Table 4.Results of DRR allocation (kW)

Fig. 3 illustrates the changes in the allocation costs as the risk tolerance level increases in the CVaR constraint of the proposed methods within 97.5% and 99.0% confidence levels.

Fig. 3.Changes in the allocation costs as the risk tolerance level increases.

Moreover, in addition to the allocation costs of the load aggregator with the proposed methods, the difference percentages of the allocation costs between the baseline method and proposed methods when the risk tolerance level increases are listed in Table 5.

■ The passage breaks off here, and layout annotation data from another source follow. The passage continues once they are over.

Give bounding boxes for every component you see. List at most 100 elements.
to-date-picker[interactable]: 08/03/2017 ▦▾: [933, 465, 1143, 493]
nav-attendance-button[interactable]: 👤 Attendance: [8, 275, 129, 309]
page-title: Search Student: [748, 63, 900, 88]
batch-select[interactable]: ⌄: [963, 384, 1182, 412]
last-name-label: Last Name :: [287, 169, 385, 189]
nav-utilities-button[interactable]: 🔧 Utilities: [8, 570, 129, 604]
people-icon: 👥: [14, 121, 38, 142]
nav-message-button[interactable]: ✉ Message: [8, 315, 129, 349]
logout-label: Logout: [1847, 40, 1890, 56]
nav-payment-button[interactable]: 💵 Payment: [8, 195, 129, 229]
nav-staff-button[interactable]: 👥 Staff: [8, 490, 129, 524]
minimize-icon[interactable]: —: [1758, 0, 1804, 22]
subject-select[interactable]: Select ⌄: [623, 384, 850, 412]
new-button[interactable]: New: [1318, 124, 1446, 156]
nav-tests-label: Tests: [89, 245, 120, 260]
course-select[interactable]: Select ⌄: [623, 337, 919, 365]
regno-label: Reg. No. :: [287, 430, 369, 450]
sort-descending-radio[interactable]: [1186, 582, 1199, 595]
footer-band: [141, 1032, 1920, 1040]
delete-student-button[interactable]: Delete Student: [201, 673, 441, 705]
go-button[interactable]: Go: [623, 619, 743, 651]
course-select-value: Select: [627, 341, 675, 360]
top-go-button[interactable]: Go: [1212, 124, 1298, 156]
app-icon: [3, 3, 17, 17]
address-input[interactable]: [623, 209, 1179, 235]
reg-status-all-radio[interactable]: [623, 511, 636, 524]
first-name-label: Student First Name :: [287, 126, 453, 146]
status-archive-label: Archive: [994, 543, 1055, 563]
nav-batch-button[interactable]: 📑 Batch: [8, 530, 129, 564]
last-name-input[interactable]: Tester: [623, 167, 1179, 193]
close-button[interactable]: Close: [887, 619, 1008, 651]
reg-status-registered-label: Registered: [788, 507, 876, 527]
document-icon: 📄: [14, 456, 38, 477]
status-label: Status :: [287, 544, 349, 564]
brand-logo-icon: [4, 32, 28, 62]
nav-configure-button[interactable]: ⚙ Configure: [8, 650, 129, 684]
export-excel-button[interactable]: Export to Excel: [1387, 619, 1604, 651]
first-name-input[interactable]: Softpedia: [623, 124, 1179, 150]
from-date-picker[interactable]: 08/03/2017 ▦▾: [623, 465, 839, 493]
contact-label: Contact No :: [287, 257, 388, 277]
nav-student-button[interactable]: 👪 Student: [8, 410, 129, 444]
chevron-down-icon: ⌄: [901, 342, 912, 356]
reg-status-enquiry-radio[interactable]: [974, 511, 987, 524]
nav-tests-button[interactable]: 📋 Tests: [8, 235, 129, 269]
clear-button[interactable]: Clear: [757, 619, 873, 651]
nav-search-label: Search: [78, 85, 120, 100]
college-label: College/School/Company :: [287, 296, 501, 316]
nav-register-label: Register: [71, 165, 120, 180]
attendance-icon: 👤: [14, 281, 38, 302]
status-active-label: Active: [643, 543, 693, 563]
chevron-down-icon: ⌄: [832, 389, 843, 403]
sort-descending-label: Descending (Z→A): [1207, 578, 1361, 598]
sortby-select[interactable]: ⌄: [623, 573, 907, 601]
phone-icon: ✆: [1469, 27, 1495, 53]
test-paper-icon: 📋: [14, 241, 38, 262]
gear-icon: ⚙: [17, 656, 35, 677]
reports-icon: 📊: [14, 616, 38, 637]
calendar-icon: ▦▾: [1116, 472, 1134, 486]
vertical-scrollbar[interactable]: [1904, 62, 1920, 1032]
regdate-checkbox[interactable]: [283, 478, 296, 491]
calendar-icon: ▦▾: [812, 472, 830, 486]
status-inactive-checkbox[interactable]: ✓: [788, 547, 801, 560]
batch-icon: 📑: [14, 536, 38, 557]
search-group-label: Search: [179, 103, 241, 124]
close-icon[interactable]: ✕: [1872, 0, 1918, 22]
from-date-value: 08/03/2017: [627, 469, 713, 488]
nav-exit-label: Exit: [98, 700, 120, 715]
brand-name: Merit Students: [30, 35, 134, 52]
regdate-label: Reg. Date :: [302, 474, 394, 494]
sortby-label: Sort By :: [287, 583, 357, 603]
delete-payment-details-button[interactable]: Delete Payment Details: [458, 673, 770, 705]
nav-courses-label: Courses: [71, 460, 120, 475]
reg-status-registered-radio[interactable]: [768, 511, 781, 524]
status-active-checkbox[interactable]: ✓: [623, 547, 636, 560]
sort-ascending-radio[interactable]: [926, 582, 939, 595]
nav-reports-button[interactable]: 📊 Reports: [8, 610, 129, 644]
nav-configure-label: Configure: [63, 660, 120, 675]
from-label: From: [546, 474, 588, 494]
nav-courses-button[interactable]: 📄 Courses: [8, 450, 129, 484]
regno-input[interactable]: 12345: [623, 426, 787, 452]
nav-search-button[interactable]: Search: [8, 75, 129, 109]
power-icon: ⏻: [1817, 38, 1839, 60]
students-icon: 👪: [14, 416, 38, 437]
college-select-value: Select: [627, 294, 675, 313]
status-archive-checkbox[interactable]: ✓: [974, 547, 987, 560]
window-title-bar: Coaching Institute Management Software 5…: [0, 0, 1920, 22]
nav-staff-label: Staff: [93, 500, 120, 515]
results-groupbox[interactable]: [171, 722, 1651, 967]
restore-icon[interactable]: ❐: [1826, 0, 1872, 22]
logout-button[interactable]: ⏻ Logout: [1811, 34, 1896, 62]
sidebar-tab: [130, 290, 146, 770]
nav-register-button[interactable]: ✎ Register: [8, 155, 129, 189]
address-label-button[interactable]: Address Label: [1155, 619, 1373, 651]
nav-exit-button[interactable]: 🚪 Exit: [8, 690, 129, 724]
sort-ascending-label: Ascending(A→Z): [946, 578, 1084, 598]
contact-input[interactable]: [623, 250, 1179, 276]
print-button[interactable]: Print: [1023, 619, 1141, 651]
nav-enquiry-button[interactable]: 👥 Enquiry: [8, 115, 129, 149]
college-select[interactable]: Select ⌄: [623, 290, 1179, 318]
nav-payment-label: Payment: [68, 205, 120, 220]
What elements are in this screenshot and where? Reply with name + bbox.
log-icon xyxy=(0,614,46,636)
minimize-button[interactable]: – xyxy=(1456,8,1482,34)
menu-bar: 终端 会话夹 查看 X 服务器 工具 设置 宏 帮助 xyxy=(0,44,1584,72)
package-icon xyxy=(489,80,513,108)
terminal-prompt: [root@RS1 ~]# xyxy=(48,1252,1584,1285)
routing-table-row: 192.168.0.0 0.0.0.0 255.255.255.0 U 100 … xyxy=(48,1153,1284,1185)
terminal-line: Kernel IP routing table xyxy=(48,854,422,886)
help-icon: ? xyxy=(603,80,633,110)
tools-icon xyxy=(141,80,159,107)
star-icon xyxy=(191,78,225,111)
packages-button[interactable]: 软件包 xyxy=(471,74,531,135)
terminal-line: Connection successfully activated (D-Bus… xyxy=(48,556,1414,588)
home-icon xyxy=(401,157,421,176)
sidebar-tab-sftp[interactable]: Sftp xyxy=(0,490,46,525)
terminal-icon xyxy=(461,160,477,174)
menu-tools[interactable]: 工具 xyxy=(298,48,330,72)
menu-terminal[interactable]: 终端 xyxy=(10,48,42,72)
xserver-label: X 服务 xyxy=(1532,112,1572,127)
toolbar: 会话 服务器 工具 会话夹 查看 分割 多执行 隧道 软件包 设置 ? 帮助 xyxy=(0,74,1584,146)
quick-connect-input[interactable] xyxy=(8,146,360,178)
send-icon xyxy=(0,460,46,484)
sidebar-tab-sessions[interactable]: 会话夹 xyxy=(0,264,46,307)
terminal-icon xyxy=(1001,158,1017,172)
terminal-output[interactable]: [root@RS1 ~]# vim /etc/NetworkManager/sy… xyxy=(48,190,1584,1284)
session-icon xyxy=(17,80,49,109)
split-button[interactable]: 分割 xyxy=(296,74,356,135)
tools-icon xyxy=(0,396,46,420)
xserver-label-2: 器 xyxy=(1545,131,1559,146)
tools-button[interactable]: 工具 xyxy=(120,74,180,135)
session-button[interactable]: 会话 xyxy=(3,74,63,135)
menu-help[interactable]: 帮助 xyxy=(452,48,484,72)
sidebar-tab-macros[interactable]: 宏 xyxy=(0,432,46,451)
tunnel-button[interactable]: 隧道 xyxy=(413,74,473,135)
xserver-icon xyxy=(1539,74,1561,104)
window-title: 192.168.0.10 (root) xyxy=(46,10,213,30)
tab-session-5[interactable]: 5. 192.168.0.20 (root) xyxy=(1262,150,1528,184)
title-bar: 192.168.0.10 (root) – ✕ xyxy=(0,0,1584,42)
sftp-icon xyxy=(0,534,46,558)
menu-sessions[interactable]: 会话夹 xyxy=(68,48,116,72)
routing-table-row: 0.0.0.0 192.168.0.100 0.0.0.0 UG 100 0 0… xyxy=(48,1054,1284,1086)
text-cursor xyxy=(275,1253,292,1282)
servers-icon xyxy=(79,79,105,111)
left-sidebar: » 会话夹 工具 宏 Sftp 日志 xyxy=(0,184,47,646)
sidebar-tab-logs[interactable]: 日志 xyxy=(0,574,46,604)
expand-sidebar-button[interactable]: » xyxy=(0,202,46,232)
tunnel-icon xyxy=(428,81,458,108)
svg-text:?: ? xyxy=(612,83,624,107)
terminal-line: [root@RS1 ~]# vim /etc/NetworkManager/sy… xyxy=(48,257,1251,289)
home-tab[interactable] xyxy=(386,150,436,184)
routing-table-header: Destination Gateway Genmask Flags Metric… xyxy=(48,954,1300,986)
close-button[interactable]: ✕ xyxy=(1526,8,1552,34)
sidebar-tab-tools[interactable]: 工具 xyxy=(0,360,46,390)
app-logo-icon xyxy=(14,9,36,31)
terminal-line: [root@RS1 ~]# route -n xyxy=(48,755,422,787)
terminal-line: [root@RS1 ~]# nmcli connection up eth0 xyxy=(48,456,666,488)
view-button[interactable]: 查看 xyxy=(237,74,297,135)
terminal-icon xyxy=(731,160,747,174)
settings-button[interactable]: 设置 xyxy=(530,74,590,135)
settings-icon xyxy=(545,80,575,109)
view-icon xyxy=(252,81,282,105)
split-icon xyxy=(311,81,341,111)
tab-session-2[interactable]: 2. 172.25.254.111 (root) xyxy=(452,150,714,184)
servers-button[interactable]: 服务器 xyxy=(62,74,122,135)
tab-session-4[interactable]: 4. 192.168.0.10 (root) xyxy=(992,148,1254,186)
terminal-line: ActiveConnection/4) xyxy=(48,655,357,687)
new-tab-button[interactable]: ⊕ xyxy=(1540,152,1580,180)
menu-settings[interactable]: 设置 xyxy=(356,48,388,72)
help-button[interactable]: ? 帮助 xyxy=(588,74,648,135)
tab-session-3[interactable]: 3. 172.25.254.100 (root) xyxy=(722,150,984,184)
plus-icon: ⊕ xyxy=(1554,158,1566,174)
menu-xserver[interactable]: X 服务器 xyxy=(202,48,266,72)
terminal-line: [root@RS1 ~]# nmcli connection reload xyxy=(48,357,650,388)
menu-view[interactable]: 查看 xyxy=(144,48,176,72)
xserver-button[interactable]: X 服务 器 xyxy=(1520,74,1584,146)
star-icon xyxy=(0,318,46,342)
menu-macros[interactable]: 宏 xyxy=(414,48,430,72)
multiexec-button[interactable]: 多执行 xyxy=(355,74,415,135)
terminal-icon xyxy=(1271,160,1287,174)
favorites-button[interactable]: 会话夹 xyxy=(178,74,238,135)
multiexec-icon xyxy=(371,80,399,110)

Table 5.Allocation cost with proposed method and difference percentage of allocation cost between baseline method and proposed method

In Fig. 3 and Table 5, the allocation cost of the load aggregator in the baseline method is fixed at 2,163,751 won. Fig. 3 and Table 5 show that all the allocation costs with the proposed methods are equal to or higher than the allocation costs with the baseline method. This result implies that the CVaR constraint influences in allocation costs of the load aggregator in the DRR allocation strategy. In addition, higher risk tolerance levels tend to lower the allocation costs of the load aggregator with the proposed method within all the confidence levels, as shown in Fig. 3 and Table 5. This is why the higher the risk tolerance level the load aggregator sets up, the greater the economic risk the load aggregator can take. In Fig. 3 and Table 5, the allocation costs when the confidence level is 99.0% are generally higher than the allocation costs when the confidence level is 97.5%. Because the CVaRs of retail customers increase as the confidence level increases, the allocation costs within 99.0% confidence level are more influenced by the CVaR constraint than the allocation costs within 97.5% confidence level. Unexpectedly, the allocation costs within 97.5% confidence level are higher than the allocation costs within 99.0% confidence level for the risk tolerance levels 0.6 and 1.0. The reason for this difference is that other physical constraints in addition to the CVaR constraint also influence the DRR allocation strategy of the load aggregator. In Fig. 3 and Table 5, the risk tolerance level begins from 0.3 because the load aggregator cannot establish the DRR allocation strategy when the risk tolerance levels are 0.1 and 0.2. This result implies that risk tolerance levels that are too low to restrict the DRR allocation of the load aggregator in the DR event. The results of this numerical example show that the risk preference of the load aggregator has an influence on the allocation of DRRs. The proposed risk-based DRR allocation method can be useful as a decision-making tool to help the load aggregator allocate DRRs to retail customers based on its risk preference

 

5. Conclusion

This paper presents a risk-based DRR allocation method that considers CVaRs as well as the physical characteristics of retail customers. In the paper, the DR participation rate of the retail customer is proposed to evaluate the uncertainties of load reductions. Further, CVaR is used for assessing the economic risk associated with the response uncertainties of retail customers. The numerical example shows that the proposed risk-based DRR allocation method can be used to help the load aggregator establish a DRR allocation strategy that considers the risk due to the response uncertainties of retail customers.